Molecular interactions between the hypothalamic–pituitary–adrenal (HPA) axis and the circadian clock system. (A) In the absence of stressors, (B) under acute stressors, and (C) under chronic stressors. (A) In normal conditions, the central suprachiasmatic nucleus (SCN) clock creates the diurnal fluctuation of glucocorticoid concentrations by regulating the activity of the HPA axis through neuronal projections and by influencing the adrenal cortex sensitivity to ACTH through the splanchnic nerves. The peripheral clocks are synchronized to the circadian activity of the central clock through unknown mechanisms and suppress the transcriptional activity of the hGRα by CLOCK-mediated acetylation of the receptor. (B) Under stressful conditions, acute stressors activate the HPA axis leading to increased glucocorticoid concentrations independently of the central clock-mediated circadian regulation of the HPA axis. In peripheral tissues, glucocorticoids phase shift and reset peripheral clocks leading to uncoupling of the latter from the central clock, granted that the GRα protein is not expressed in the SCN. In addition, the transcriptional activity of the hGRα may be influenced by the phase-shifted peripheral clocks by unknown mechanisms. Following termination of the acute stress, the central clock can reset peripheral clocks to their initial phase. (C) In the presence of chronic stressors, the SCN receives indirect glucocorticoid feedback from raphe nuclei, the hypothalamic dorsomedial nucleus, and the paraventricular nucleus. Its activity is also influenced by pro-inflammatory cytokines and BDNF. Chronic stressors trigger the release of glucocorticoids by the adrenal cortex independently of the central clock-mediated diurnal regulation of the HPA axis. This stress-induced glucocorticoid secretion phase shifts and resets peripheral clocks leading to uncoupling of the latter from the central clock. A, acetyl residue on the acetylated molecules; ACTH, adrenocorticotropic hormone; AVP, arginine vasopressin; BDNF, brain-derived neurotrophic factor; BMAL1, brain–muscle–arnt-like protein 1; CLOCK, circadian locomotor output cycle kaput; CRH, corticotropin-releasing hormone; FKBP, FK506-binding protein; GR, glucocorticoid receptor; HSPs, heat shock proteins; PERs, periods.

Figure 3

(A) Circadian pattern of cortisol secretion in normal humans, CS subjects and rotating shift workers (left panel), and the responses of normal and stressed subjects to overnight dexamethasone suppression test. (B) The target tissue sensitivity is lower in the morning and higher at night, mirroring the status of GR acetylation. (A) A population of 284 51-year-old men were examined by obtaining a detailed medical history, by performing anthropometry, and by measuring a series of diurnal salivary cortisol concentrations.
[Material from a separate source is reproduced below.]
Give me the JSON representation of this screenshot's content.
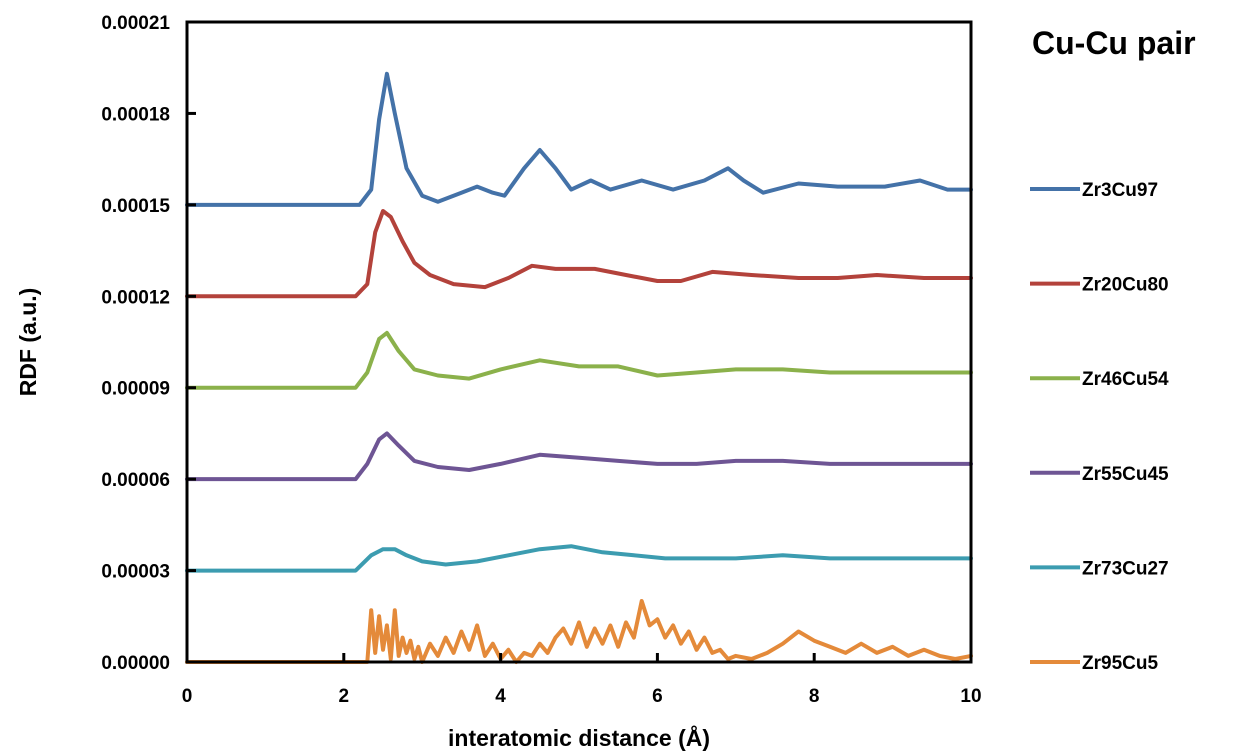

Participants were asked to fill in a questionnaire about self-perceived stress and underwent a low-dose overnight dexamethasone suppression test. Normal participants were characterized by increased variance, distant zeniths in the morning and nadirs in the evening, and an appropriate suppression in the morning salivary cortisol concentrations following a low-dose dexamethasone suppression test. On the other hand, CS participants showed a decreased variance, evening nadir elevations and morning zenith decreases of cortisol concentrations, as well as an inadequate response to a low-dose dexamethasone suppression test. We speculate that rotating shift workers might be characterized by a phase-delayed curve of salivary cortisol concentrations, compared to that of normal participants. CS, chronically stressed individuals; D, midnight dexamethasone administration; NS, non-stressed individuals. Modified from Ref. (35, 90).